When the pain didn't go away, the doctor x-rayed Matthews' chest and found a seven-centimeter tumor on his left lung. A biopsy confirmed cancer.

His first oncologist gave Matthews a grim prognosis: a year and a half with chemotherapy, three to eight months without. With stage-four lung cancer, there's not much hope, the doctor said, before suggesting the steak dinner.

Matthews left that day, feeling like he'd been given a death sentence, but he didn't give up. On the advice of his daughter-in-law whose mother was being treated for ovarian cancer, he made an appointment at Seattle Cancer Treatment and Wellness Center.

"I didn't have too much choice," Matthews said. "I was going to die."

He was encouraged when Dr. Chen told him he thought he could get his cancer under control. Over the next 18 months, Chen put Matthews on three different chemotherapy drugs, changing the drug each time the cancer stopped responding.

Matthews also saw Gignac and a Chinese doctor for complimentary therapies, including herbs, vitamin supplements and a diet heavy on fruits and vegetables. Combined, the treatments help fight the cancer, boost immunity and buffer the harsh effects of the chemotherapy, Gignac said.

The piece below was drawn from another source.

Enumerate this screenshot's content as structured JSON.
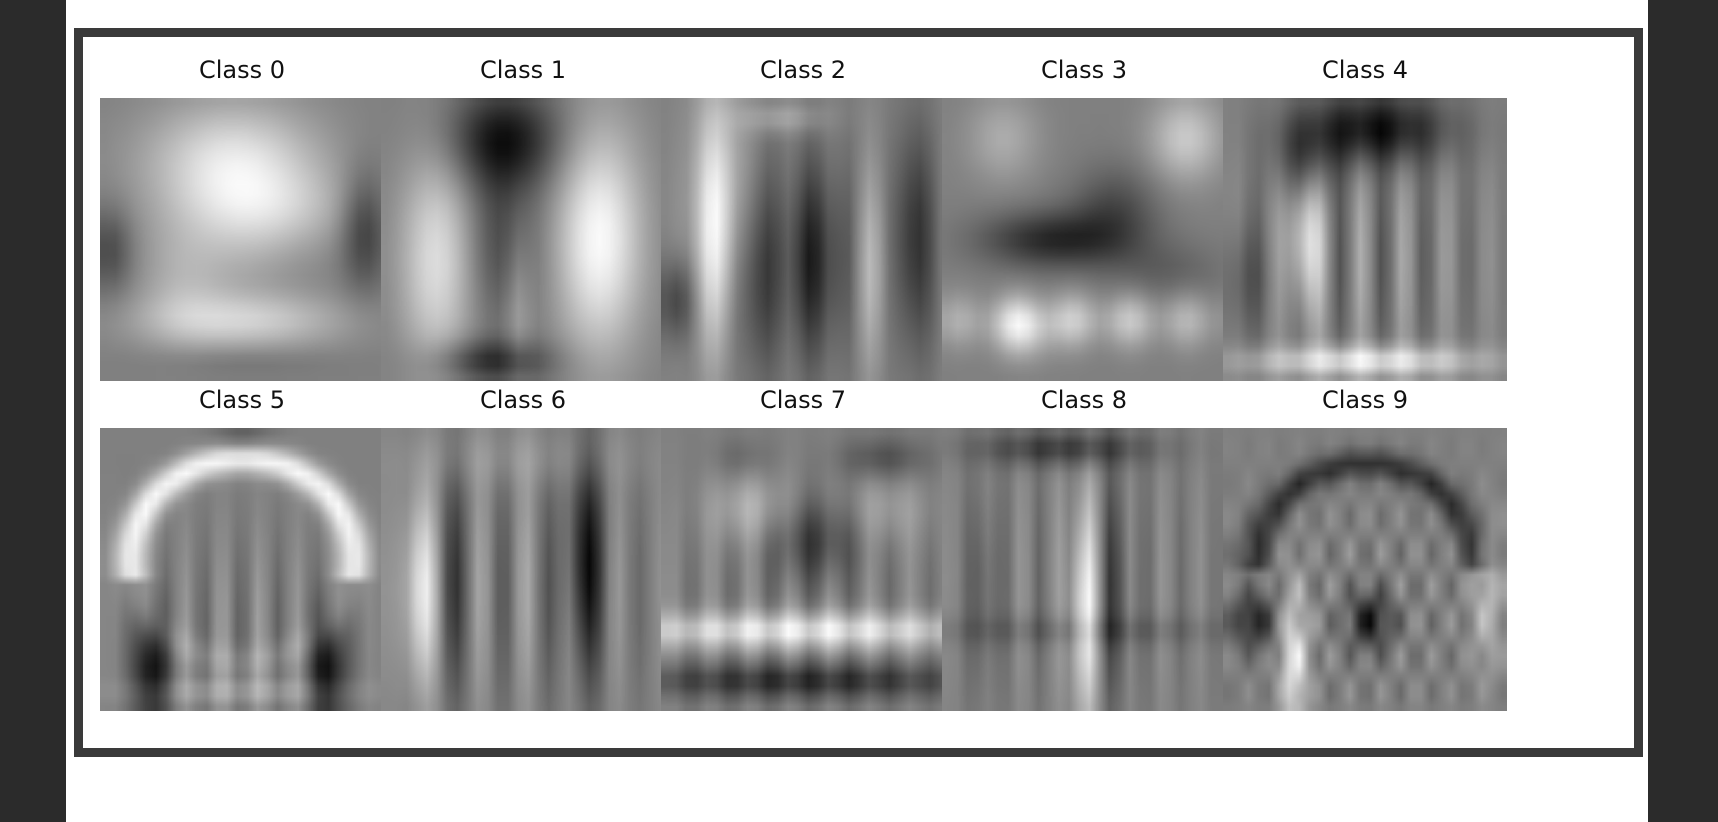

The one-two-three punch appears to be working.

Not only did the latest scan show no evidence of new disease, the largest of Matthews' tumors has shrunk to three millimeters, a "minimal" size, and some of his tumor nodules have disappeared entirely, Chen said.

That gives Matthews reason to hope.

And hope is one of the most powerful medicines of all, according to Gignac.

Noting Matthews' weekly 300-mile trips into Seattle for treatment, Gignac says, "There's a person who's motivated."

No case is typical. You should not expect to experience these results.